I love this passage in Karl Ove Knausgaard's
Inadvertent, the latest in the "Why I Write"
series from Yale University Press. (The book was translated from the Norwegian by Ingvild Burkey.) Discussing his own epic
My Struggle series of autobiographical novels, Knausgaard acknowledges that in order to write he had to let go, to "abdicate as king of myself," as he puts it, and let "the literary, in other words writing and the forms of writing, lead the way."

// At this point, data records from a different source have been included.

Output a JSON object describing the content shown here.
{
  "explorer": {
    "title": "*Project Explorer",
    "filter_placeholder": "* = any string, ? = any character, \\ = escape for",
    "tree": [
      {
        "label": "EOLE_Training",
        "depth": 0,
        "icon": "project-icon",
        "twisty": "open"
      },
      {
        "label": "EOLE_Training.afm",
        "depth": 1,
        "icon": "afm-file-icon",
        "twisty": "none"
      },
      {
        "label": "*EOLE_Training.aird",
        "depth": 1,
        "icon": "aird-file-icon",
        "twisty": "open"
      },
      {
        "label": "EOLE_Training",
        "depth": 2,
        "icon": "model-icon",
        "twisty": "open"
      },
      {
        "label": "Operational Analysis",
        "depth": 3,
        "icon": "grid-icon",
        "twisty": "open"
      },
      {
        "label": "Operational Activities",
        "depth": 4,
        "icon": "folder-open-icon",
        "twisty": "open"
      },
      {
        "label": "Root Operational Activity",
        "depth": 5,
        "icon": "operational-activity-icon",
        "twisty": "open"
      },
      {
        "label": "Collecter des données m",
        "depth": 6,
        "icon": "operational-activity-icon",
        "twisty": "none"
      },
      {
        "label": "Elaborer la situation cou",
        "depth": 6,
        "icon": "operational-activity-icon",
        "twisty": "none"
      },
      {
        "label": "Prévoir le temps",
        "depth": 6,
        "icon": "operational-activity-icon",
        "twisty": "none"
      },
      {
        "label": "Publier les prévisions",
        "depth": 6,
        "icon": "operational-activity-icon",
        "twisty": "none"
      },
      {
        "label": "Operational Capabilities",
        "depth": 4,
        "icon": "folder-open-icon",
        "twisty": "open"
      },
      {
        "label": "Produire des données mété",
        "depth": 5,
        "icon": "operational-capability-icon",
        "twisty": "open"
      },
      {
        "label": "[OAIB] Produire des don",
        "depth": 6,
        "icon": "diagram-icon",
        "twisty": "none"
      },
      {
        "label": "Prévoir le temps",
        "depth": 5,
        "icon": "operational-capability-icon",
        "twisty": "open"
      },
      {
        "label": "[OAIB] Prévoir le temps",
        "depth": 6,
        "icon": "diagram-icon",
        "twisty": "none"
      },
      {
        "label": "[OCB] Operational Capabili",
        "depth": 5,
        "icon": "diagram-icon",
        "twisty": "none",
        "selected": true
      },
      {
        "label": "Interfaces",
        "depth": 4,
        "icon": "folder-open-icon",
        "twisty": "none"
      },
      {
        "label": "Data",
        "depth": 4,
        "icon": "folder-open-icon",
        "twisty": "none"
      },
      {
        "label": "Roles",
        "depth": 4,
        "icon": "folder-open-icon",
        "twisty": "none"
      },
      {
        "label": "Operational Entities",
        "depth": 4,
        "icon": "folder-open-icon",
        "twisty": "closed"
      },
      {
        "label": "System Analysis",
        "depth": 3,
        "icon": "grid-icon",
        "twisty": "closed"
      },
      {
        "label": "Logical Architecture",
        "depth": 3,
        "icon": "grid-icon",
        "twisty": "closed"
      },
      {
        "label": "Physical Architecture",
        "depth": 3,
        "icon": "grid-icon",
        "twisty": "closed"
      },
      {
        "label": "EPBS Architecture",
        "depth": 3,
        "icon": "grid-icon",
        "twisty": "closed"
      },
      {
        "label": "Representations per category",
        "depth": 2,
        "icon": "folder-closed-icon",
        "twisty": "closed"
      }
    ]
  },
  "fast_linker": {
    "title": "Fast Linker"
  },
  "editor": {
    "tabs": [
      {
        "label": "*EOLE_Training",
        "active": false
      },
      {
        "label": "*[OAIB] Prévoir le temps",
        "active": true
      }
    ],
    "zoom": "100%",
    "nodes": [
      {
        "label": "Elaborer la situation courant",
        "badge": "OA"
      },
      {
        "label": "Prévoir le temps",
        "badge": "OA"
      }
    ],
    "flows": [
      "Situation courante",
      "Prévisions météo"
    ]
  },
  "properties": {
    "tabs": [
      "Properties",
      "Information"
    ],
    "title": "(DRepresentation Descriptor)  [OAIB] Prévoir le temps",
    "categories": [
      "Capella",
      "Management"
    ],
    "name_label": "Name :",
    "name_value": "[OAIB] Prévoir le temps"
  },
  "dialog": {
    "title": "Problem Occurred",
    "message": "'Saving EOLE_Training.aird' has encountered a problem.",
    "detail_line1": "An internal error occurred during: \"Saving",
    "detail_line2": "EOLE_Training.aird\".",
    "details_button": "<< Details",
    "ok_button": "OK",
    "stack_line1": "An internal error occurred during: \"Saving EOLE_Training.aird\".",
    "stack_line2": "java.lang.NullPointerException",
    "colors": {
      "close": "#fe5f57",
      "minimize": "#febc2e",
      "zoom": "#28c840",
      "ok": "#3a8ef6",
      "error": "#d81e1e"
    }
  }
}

That is also the method employed in writing this essay. I have written literary texts for thirty years, and for twenty of them I have done it full-time; in short, I have spent my entire adult life writing. This means that I know a great deal about what it is to write, and about why I do it. Yet despite this great knowledge, I have been sitting in front of my screen for three days, not knowing what to say—or rather, not knowing how to say it. And as soon as I got started, by writing that the simplicity of the question was treacherous, my pathway through the material took a certain direction, excluding all the other possible paths, so that only what I am writing now could be written. This is what became accessible, not all the rest. And perhaps even more important: I still don’t know what lies ahead, what to say, where this essay is going.
This is so because I have to hit upon it inadvertently, or it has to hit upon me. It is one thing to know something, another to write about it, and often knowing stands in the way of writing. Make it new, Ezra Pound said—and is there any other way to do that than to let everything we know about something fall away and regard it from a position of defenselessness and unknowing?